II
My mother concentrated her every thought, her every care, upon me. Her life was wrapped up in my life. That sort of relation between parents and children is not always good for the children ... it is rather apt to be harmful to them. Besides, I was my mother’s only son ... and only children generally grow up in a one-sided way. In bringing them up, the parents think as much of themselves as of them.... That’s not the right way. I was neither spoiled nor made hard by it (one or the other is apt to be the fate of only children), but my nerves were unhinged for a time; moreover, I was rather delicate in health, taking after my mother, whom I was very like in face. I avoided the companionship of boys of my own age; I held aloof from people altogether; even with my mother I talked very little. I liked best reading, solitary walks, and dreaming, dreaming! What my dreams were about, it would be hard to say; sometimes, indeed, I seemed to stand at a half-open door, beyond which lay unknown mysteries, to stand and wait, half dead with emotion, and not to step over the threshold, but still pondering what lay beyond, still to wait till I turned faint ... or fell asleep. If there had been a vein of poetry in me, I should probably have taken to writing verses; if I had felt an inclination for religion, I should perhaps have gone into a monastery; but I had no tendency of the sort, and I went on dreaming and waiting.
III
I have just mentioned that I used sometimes to fall asleep under the influence of vague dreams and reveries. I used to sleep a great deal at all times, and dreams played an important part in my life; I used to have dreams almost every night. I did not forget them, I attributed a significance to them, regarded them as fore-warnings, tried to divine their secret meaning; some of them were repeated from time to time, which always struck me as strange and marvellous. I was particularly perplexed by one dream. I dreamed I was going along a narrow, ill-paved street of an old-fashioned town, between stone houses of many stories, with pointed roofs. I was looking for my father, who was not dead, but, for some reason or other, hiding away from us, and living in one of these very houses. And so I entered a low, dark gateway, crossed a long courtyard, lumbered up with planks and beams, and made my way at last into a little room with two round windows. In the middle of the room stood my father in a dressing-gown, smoking a pipe. He was not in the least like my real father; he was tall and thin, with black hair, a hook nose, with sullen and piercing eyes; he looked about forty. He was displeased at my having found him; and I too was far from being delighted at our meeting, and stood still in perplexity. He turned a little away, began muttering something, and walking up and down with short steps.... Then he gradually got farther away, never ceasing his muttering, and continually looking back over his shoulder; the room grew larger and was lost in fog.... I felt all at once horrified at the idea that I was losing my father again, and rushed after him, but I could no longer see him, I could only hear his angry muttering, like a bear growling.... My heart sank with dread; I woke up and could not for a long while get to sleep again.... All the following day I pondered on this dream, and naturally could make nothing of it.
IV
The month of June had come. The town in which I was living with my mother became exceptionally lively about that time. A number of ships were in the harbour, a number of new faces were to be seen in the streets. I liked at such times to wander along the sea front, by cafés and hotels, to stare at the widely differing figures of the sailors and other people, sitting under linen awnings, at small white tables, with pewter pots of beer before them.

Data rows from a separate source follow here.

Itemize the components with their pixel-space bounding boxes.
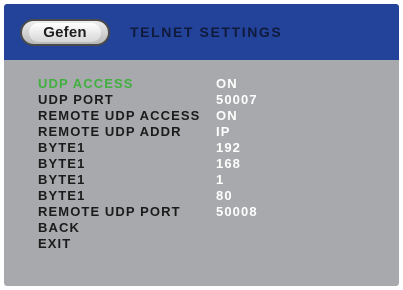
gefen-logo: Gefen xyxy=(20,19,110,46)
menu-item-label: EXIT xyxy=(38,235,72,251)
settings-menu: UDP ACCESS ON UDP PORT 50007 REMOTE UDP … xyxy=(38,75,378,251)
menu-item-value: 80 xyxy=(216,187,233,203)
header-bar: Gefen TELNET SETTINGS xyxy=(4,4,399,60)
menu-item-exit[interactable]: EXIT xyxy=(38,235,378,251)
menu-item-label: REMOTE UDP ADDR xyxy=(38,123,182,139)
menu-item-byte-3[interactable]: BYTE1 1 xyxy=(38,171,378,187)
menu-item-label: BYTE1 xyxy=(38,171,86,187)
osd-screen: Gefen TELNET SETTINGS UDP ACCESS ON UDP … xyxy=(4,4,399,286)
menu-item-value: 192 xyxy=(216,139,241,155)
menu-item-label: REMOTE UDP ACCESS xyxy=(38,107,201,123)
menu-item-udp-access[interactable]: UDP ACCESS ON xyxy=(38,75,378,91)
menu-item-byte-1[interactable]: BYTE1 192 xyxy=(38,139,378,155)
menu-item-label: UDP PORT xyxy=(38,91,114,107)
menu-item-remote-udp-access[interactable]: REMOTE UDP ACCESS ON xyxy=(38,107,378,123)
menu-item-value: IP xyxy=(216,123,231,139)
logo-text: Gefen xyxy=(29,23,101,42)
menu-item-remote-udp-port[interactable]: REMOTE UDP PORT 50008 xyxy=(38,203,378,219)
menu-item-label: BACK xyxy=(38,219,80,235)
menu-item-label: BYTE1 xyxy=(38,139,86,155)
menu-item-value: 50008 xyxy=(216,203,258,219)
menu-item-byte-2[interactable]: BYTE1 168 xyxy=(38,155,378,171)
menu-item-value: 50007 xyxy=(216,91,258,107)
page-title: TELNET SETTINGS xyxy=(130,24,283,40)
menu-item-value: 168 xyxy=(216,155,241,171)
menu-item-byte-4[interactable]: BYTE1 80 xyxy=(38,187,378,203)
menu-item-label: BYTE1 xyxy=(38,155,86,171)
menu-item-value: ON xyxy=(216,107,238,123)
menu-item-back[interactable]: BACK xyxy=(38,219,378,235)
menu-item-value: ON xyxy=(216,75,238,91)
menu-item-label: BYTE1 xyxy=(38,187,86,203)
menu-item-label: UDP ACCESS xyxy=(38,75,134,91)
menu-item-label: REMOTE UDP PORT xyxy=(38,203,181,219)
menu-item-remote-udp-addr[interactable]: REMOTE UDP ADDR IP xyxy=(38,123,378,139)
menu-item-value: 1 xyxy=(216,171,225,187)
menu-item-udp-port[interactable]: UDP PORT 50007 xyxy=(38,91,378,107)
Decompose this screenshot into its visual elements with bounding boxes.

As I passed one day before a café, I caught sight of a man who at once riveted my whole attention. Dressed in a long black full coat, with a straw hat pulled right down over his eyes, he was sitting perfectly still, his arms folded across his chest. The straggling curls of his black hair fell almost down to his nose; his thin lips held tight the mouthpiece of a short pipe. This man struck me as so familiar, every feature of his swarthy yellow face were so unmistakably imprinted in my memory, that I could not help stopping short before him, I could not help asking myself, ‘Who is that man? where have I seen him?’ Becoming aware, probably, of my intent stare, he raised his black, piercing eyes upon me.... I uttered an involuntary ‘Ah!’...

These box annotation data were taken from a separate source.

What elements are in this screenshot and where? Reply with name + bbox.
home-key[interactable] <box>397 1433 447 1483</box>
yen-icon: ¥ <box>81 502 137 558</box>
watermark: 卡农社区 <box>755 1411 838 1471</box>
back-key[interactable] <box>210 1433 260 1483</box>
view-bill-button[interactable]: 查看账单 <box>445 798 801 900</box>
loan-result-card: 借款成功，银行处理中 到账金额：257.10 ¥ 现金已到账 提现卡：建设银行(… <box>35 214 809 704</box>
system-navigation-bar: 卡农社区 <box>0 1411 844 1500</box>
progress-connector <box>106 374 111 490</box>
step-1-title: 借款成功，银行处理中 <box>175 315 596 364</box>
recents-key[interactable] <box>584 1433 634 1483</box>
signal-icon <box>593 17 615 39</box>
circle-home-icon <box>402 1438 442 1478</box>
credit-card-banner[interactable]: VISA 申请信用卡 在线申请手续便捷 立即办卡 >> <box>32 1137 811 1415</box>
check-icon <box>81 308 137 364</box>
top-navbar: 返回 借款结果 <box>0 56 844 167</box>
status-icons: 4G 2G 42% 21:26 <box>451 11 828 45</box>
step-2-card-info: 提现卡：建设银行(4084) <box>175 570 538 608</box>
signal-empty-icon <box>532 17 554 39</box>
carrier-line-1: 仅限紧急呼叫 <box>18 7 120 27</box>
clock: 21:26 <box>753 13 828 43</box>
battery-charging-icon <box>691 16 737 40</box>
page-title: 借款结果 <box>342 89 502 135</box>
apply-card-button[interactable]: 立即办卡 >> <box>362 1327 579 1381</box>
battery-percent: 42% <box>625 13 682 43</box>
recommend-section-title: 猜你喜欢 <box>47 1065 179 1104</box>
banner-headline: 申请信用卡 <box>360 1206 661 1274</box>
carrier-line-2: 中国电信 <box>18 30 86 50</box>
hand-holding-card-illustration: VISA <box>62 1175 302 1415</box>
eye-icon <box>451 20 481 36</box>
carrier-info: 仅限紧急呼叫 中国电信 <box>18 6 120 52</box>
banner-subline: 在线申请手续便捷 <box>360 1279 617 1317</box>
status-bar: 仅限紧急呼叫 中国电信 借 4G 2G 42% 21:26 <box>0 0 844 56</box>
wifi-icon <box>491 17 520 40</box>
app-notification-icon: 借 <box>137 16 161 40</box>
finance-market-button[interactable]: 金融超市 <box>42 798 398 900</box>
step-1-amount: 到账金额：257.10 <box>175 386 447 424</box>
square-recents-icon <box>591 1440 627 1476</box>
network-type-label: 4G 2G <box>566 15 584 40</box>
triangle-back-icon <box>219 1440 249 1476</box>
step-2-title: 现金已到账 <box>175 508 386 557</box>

The man was the father I had been looking for, the father I had beheld in my dream!
There was no possibility of mistake—the resemblance was too striking. The very coat even, that wrapped his spare limbs in its long skirts, in hue and cut, recalled the dressing-gown in which my father had appeared in the dream.
‘Am I not asleep now?’ I wondered.... No.... It was daytime, about me crowds of people were bustling, the sun was shining brightly in the blue sky, and before me was no phantom, but a living man.